- Floor elevation: 6,500 ft (2,000 m)

Naming
- Native name: चिन्ता घाटी (Hindi)
- English translation: Chinta Valley

Geography
- Country: India
- State: Jammu and Kashmir
- Region: Jammu region
- District: Doda district
- Coordinates: 33°01′03″N 75°43′38″E﻿ / ﻿33.017365°N 75.727157°E
- Interactive map of Chinta Valley

= Chinta Valley =

Valley and village in Jammu and Kashmir, India

Chinta Valley is a valley and a village located 20 km northeast of Bhaderwah town on Bhaderwah-Jai road. It is covered with thick coniferous forests from all sides with a stream flowing through it known as Chinta Nallah. (Note: Nallah is local word which refers to water stream or rivulet.) A village called Thuba divides the valley from Bhaderwah. Chinta Valley is known for its beauty and it is famous place for tourist.

==About==
Chinta is situated at the elevation of 6,500 ft above sea level in Bhaderwah tehsil (subdistrict) of Doda district. Famous Subarnag peak having Subarnag temple (Note: Subar Nag Temple, an ancient temple dedicated to Subar Nag or Seshnag; a serpentine divinity in the Hindu religion, is located in the Doda district.) (10,200 ft above sea level) is only six Kilometers far through bridle path near the Bhaderwah-Chinta road. Bhaderwah Festival is celebrated every year starts from Raksha Bandan and ends on the full moon day of November in Chinta and other villages of Bhaderwah. A Govt Primary Health Center (PHC) is also located in Chinta.

==Tourism==
Chinta is one of the tourist destinations in Bhaderwah, Jammu and Kashmir. Chinta and Jai valleys have the favourable climate and environment for basics and training in paragliding.
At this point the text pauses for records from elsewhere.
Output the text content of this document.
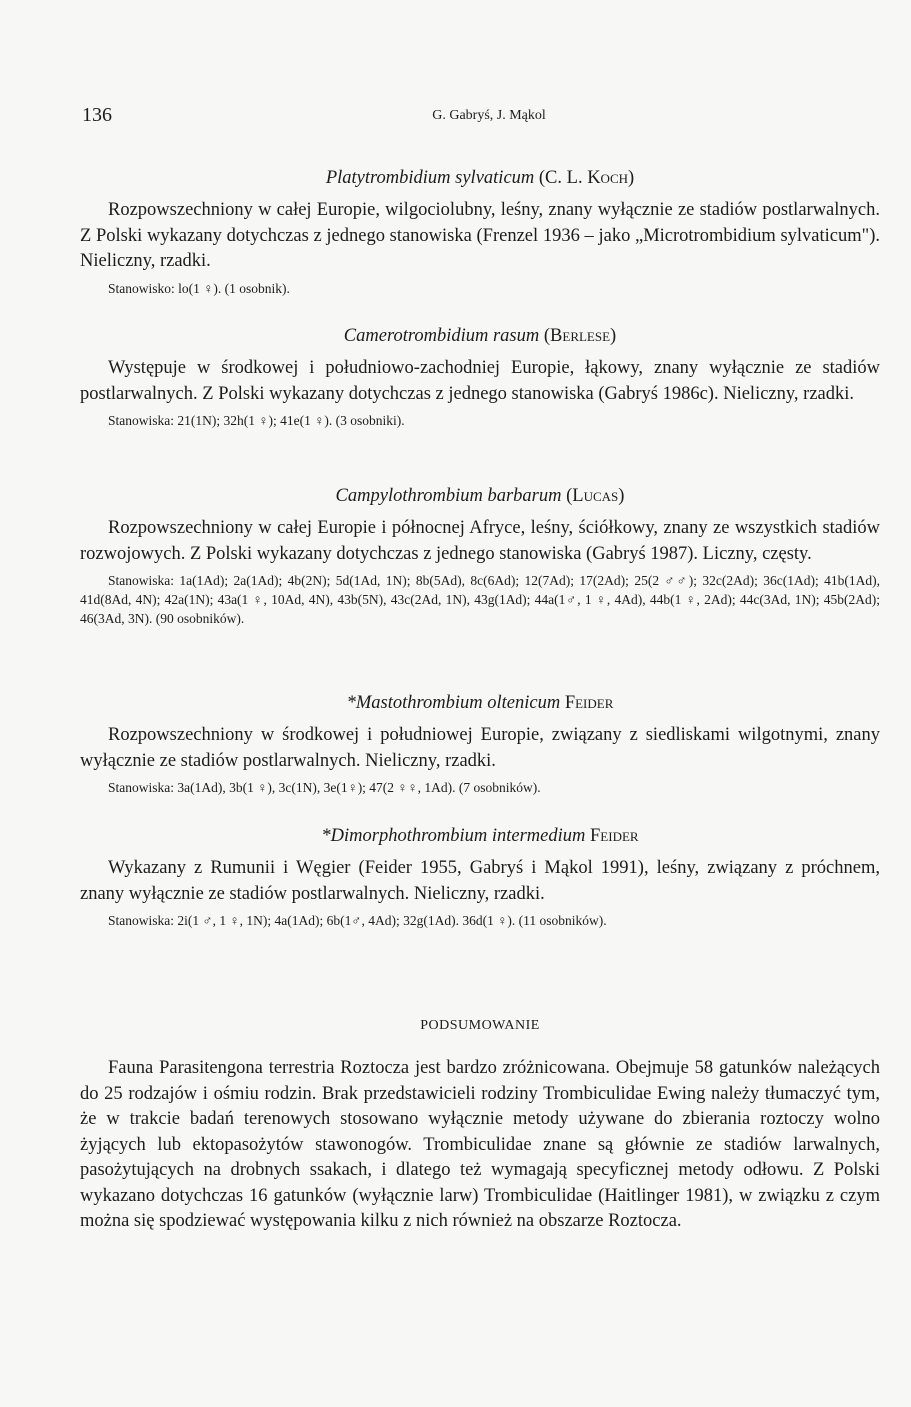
136	G. Gabryś, J. Mąkol
Platytrombidium sylvaticum (C. L. Koch)

Rozpowszechniony w całej Europie, wilgociolubny, leśny, znany wyłącznie ze stadiów postlarwalnych. Z Polski wykazany dotychczas z jednego stanowiska (Frenzel 1936 – jako „Microtrombidium sylvaticum"). Nieliczny, rzadki.

Stanowisko: lo(1 ♀). (1 osobnik).

Camerotrombidium rasum (Berlese)

Występuje w środkowej i południowo-zachodniej Europie, łąkowy, znany wyłącznie ze stadiów postlarwalnych. Z Polski wykazany dotychczas z jednego stanowiska (Gabryś 1986c). Nieliczny, rzadki.

Stanowiska: 21(1N); 32h(1 ♀); 41e(1 ♀). (3 osobniki).

Campylothrombium barbarum (Lucas)

Rozpowszechniony w całej Europie i północnej Afryce, leśny, ściółkowy, znany ze wszystkich stadiów rozwojowych. Z Polski wykazany dotychczas z jednego stanowiska (Gabryś 1987). Liczny, częsty.

Stanowiska: 1a(1Ad); 2a(1Ad); 4b(2N); 5d(1Ad, 1N); 8b(5Ad), 8c(6Ad); 12(7Ad); 17(2Ad); 25(2 ♂♂); 32c(2Ad); 36c(1Ad); 41b(1Ad), 41d(8Ad, 4N); 42a(1N); 43a(1 ♀, 10Ad, 4N), 43b(5N), 43c(2Ad, 1N), 43g(1Ad); 44a(1♂, 1 ♀, 4Ad), 44b(1 ♀, 2Ad); 44c(3Ad, 1N); 45b(2Ad); 46(3Ad, 3N). (90 osobników).

*Mastothrombium oltenicum Feider

Rozpowszechniony w środkowej i południowej Europie, związany z siedliskami wilgotnymi, znany wyłącznie ze stadiów postlarwalnych. Nieliczny, rzadki.

Stanowiska: 3a(1Ad), 3b(1 ♀), 3c(1N), 3e(1♀); 47(2 ♀♀, 1Ad). (7 osobników).

*Dimorphothrombium intermedium Feider

Wykazany z Rumunii i Węgier (Feider 1955, Gabryś i Mąkol 1991), leśny, związany z próchnem, znany wyłącznie ze stadiów postlarwalnych. Nieliczny, rzadki.

Stanowiska: 2i(1 ♂, 1 ♀, 1N); 4a(1Ad); 6b(1♂, 4Ad); 32g(1Ad). 36d(1 ♀). (11 osobników).

PODSUMOWANIE

Fauna Parasitengona terrestria Roztocza jest bardzo zróżnicowana. Obejmuje 58 gatunków należących do 25 rodzajów i ośmiu rodzin. Brak przedstawicieli rodziny Trombiculidae Ewing należy tłumaczyć tym, że w trakcie badań terenowych stosowano wyłącznie metody używane do zbierania roztoczy wolno żyjących lub ektopasożytów stawonogów. Trombiculidae znane są głównie ze stadiów larwalnych, pasożytujących na drobnych ssakach, i dlatego też wymagają specyficznej metody odłowu. Z Polski wykazano dotychczas 16 gatunków (wyłącznie larw) Trombiculidae (Haitlinger 1981), w związku z czym można się spodziewać występowania kilku z nich również na obszarze Roztocza.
Paragliding is the special attraction of hilly areas but it is feasible all over the year except wet seasons. Six kilometres before Chinta Valley, on the Chinta-Bhaderwah road, a footpath leads towards the Subarnag peak, where everyone can get a sweeping view of the Chinta valley and the entire town of Bhaderwah.

===Road connectivity===
There are three roads which connects Jai Valley to other parts, which are as follows;

====Main road====
- Bhaderwah-Chinta-Jai Road, a 32 km road from Bhaderwah town to Jai Valley passing through Chinta at a distance of 20 km, having blacktop except some areas, is the main road which is commonly used to visit Chinta.

====Alternate roads====
There are two under construction alternate roads which are actually meant for Jai Valley known as Gandoh-Jai Road and Kahara-Jai Road but they can be used for Chinta also because Chinta is at a distance of 10 Kilometers south from Jai.

==Famous food==
Bhaderwahi kidney beans are very famous in the Jammu region. These bean are intercropped with maizes in the Chinta Valley of Doda district.